Se ha vuelto costumbre inveterada desde un sector político nacional - no sé si en otros países ocurre lo mismo - obligar a determinados representantes de la institucionalidad colombiana a pedir perdón por hechos que, según ellos, son imputables a quienes señalan, por ejemplo, a la fuerza pública. Ya hemos visto varios casos por televisión. Así lo ratificó recientemente el presbítero Rafael de Brigard en columna de prensa, a lo que se le abona que haya reconocido que además de los Estados, las fuerzas armadas, instituciones educativas, colonizadores de ayer y de hoy y el cuerpo médico, también la iglesia los ha cometido, aunque no los menciona, pero como en el famoso vallenato “sabemos cuáles pueden ser”.
Cuando en el gobierno del señor Juan Manuel Santos Calderón se adelantaba el llamado Proceso de paz, se afirmó en determinado momento que el objetivo de liquidar el conflicto armado entre los actores en conversaciones era la consecución del sosiego público a largo plazo, la paz social, y no la imposición del acto de pedir perdón. ¿Por qué?

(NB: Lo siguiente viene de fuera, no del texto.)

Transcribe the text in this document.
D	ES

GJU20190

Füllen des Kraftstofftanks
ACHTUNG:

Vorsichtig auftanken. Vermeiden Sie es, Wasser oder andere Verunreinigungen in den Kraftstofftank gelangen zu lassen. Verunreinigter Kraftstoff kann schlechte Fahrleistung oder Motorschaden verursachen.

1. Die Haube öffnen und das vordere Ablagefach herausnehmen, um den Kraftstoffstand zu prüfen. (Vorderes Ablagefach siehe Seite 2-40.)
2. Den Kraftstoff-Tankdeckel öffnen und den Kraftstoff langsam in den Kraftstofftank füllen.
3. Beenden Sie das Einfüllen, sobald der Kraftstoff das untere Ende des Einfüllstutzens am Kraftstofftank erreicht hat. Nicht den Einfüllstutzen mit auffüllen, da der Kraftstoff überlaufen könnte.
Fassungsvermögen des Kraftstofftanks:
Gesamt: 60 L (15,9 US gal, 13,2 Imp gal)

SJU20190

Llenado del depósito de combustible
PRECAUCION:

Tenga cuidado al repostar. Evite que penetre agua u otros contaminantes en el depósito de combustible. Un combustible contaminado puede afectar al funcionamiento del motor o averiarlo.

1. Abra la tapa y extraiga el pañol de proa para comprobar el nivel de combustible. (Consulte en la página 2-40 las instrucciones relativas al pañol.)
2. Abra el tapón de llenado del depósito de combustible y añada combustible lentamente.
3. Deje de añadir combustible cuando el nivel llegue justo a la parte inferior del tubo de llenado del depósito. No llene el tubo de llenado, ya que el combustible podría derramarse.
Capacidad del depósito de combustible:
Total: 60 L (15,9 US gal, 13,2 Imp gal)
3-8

Porque ello está reservado a la esfera íntima de las víctimas, algo que está más allá de lo que pueden pactar las partes en discordia y no puede ser impuesto a los victimarios -para que pidan perdón- ni a las víctimas -para que perdonen-.
Realmente es difícil determinar con precisión quién tiene la razón, máxime, cuando de lado y lado presuntamente ha habido motivos para pedir perdón, si de ello se trata. Lo importante es que las partes honren los compromisos adquiridos en el Acuerdo, y no que una de las partes exija a la otra su cumplimiento para luego “amarrarle conejo”. La sociedad civil debe exigir a ambas partes que cumplan lo acordado, conforme al principio de derecho romano Pacta sunt servanda, es decir, lo pactado obliga, el contrato es ley entre las partes, los pactos deben honrarse, en fin, fue un Acuerdo entre dos partes y ambas deben cumplir fielmente.
El presbítero de marras llega al extremo de solicitar a los políticos que pidan perdón por la violencia que ejercen o ejercieron sobre sus opositores, por no aclarar lo que saben de la corrupción y, además, luego de pedir perdón, deberían tener la gallardía suficiente para abandonar la vida pública. Eso es ilusorio. No lo harán. Generalmente su salida de las corporaciones públicas obedece, generalmente, a investigaciones penales en la Corte Suprema de Justicia, procesos de nulidad electoral y pérdida de investidura ante el contencioso administrativo, muerte por COVID-19 o no repiten por ausencia de respaldo popular.